Dhal Lentils Vegetable Curry

Updated: Apr 23, 2022





This is a lentil vegetarian curry that can be made for Lent or those Fridays that people choose to abstain from meat. It is a dish that most Indian homes will cook at least once a week. It can be eaten with rice or flat breads like prata, chapatis, puri or putu mayam.


1 teaspoon mustard seeds

half a teaspoon fenugreek seeds

1 sprig curry leaves

1 big red fresh chilli, slit lengthwise and halved

1 and 1/2 cups finely diced big onions

5 garlic cloves and 1 inch ginger, peel skin and pound to a paste together

1 inch ginger, finely minced

3 to 4 tomatoes, chopped

1 big brinjal, cut into chunks

1 big carrot, cut into chunks

3 potatoes, peel skin and halve or quarter them (Depending on size of the potatoes)

1 and 1/2 cups toovr dhal lentils, washed 3 times and soak for 20 minutes


Spice powders: 2 teaspoons turmeric powder

1 and 1/2 teaspoon cummin powder ( or use ready-made sambar )

1 teaspoon chilli powder (spice powders - 2 tablespoons)


2 to 3 teaspoons sea salt

3/4 cup tamarind juice


chopped cilantro (coriander leaves), for garnish

1 teaspoon garam masala powder


Wash the lentils. Soak for 20 minutes. Then drain the water. Put the lentils in a pot and add enough water to submerge the lentils and then a little more about an inch and a half higher than dhal lentils in the pot. Bring to a boil. Remove any forth that rises to the surface. After 10 minutes, stir in 1 teaspoon of turmeric powder and half a teaspoon of salt. Add the potatoes and carrot and and cook for 15 minutes. Then add the brinjal and tomatoes. Keep on a low simmer for 10 minutes. Watch water content and add a cup more if necessary. After the 10 minutes, turn off heat and cover the pot.


Heat 3 tablespoons of vegetable oil or ghee in a frying pan and add the curry leaves, fresh chillie and mustard seeds. When mustard seeds start crackling in the hot oil, add the minced ginger and fenugreek seeds. Cook for 10 seconds and then add the ginger-garlic paste and stir-fry for 30 seconds. Add the onions and 1/2 teaspoon salt and cook tossing about for 2 minutes. Stir in the spice powders (turmeric, cummin and chilli ) and stir-fry for a few seconds. Then take a cup full of lentil gravy from the pot of vegetables and pour into the frying pan. Stir to mix. Now add the ingredients from the frying pan into the pot of lentils and vegetables. Bring the heat back on and add the tamarind juice half portion at a time. Give a good stir to mix. Taste and if more salt is needed, add accordingly.
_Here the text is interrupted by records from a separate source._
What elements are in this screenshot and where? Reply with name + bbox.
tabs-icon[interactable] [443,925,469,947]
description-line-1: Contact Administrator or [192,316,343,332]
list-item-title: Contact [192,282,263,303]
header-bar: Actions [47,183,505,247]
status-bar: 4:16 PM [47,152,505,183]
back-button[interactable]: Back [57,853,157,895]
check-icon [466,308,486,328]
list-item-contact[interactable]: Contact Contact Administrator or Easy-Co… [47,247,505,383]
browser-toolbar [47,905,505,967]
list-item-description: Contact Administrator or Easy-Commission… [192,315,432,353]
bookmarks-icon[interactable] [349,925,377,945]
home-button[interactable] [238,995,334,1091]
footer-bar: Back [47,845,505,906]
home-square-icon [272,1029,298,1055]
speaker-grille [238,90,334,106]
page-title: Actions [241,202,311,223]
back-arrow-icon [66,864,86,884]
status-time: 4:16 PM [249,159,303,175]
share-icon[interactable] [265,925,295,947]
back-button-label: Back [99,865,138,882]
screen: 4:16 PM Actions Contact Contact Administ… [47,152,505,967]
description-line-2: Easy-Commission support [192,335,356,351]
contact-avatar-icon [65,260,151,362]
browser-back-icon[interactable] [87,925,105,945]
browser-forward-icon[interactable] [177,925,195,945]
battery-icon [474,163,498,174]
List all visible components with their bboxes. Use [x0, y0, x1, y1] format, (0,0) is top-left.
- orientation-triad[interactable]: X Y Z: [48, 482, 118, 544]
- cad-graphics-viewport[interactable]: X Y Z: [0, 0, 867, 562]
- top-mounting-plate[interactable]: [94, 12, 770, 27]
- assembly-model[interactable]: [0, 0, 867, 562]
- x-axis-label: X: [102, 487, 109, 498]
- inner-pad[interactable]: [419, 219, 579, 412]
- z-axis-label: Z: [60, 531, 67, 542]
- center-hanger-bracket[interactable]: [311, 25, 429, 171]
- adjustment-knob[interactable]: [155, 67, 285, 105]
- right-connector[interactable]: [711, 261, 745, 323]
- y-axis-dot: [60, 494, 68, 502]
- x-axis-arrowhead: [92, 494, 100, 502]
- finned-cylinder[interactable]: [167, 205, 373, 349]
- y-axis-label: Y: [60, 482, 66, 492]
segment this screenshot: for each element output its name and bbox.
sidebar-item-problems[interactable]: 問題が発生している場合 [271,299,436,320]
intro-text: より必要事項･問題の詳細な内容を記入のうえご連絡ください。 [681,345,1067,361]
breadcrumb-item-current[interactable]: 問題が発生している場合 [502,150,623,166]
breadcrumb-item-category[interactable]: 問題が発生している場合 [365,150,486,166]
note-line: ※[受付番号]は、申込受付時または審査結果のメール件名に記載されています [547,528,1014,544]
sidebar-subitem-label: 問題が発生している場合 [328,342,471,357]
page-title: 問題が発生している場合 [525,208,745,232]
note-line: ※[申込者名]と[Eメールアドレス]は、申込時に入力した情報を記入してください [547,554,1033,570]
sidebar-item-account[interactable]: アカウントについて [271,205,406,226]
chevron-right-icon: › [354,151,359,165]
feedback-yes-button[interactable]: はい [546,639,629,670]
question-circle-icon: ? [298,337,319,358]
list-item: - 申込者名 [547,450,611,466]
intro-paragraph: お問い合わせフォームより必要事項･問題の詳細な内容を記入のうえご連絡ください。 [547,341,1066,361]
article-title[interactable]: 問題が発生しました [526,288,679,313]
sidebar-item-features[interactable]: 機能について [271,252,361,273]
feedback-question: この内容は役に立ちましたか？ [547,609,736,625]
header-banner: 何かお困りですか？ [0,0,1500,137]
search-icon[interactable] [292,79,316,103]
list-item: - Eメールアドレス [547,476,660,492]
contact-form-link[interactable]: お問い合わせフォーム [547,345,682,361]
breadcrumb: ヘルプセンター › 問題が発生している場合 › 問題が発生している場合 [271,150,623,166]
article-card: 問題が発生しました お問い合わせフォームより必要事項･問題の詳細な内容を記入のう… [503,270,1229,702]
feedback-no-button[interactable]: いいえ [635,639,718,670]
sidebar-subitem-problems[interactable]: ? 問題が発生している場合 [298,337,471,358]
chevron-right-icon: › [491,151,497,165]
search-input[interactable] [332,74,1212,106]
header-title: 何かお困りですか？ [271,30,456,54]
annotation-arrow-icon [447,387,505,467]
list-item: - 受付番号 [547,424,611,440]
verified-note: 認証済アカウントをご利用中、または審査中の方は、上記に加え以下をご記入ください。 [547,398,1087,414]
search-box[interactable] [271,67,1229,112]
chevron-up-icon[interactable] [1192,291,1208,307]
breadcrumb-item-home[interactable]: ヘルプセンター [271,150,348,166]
Where salt and tamarind is concerned, always add a little at a time. You can always add more at the end as when needed but you don't want it too sour or saltish because you cannot take it out.


At the last 2 minutes before taking off heat, stir in the garam masala and chopped coriander leaves.


You can serve this lentils vegetable curry over rice accompanied with a side dish of tofu sambal, papadoms and lime achar.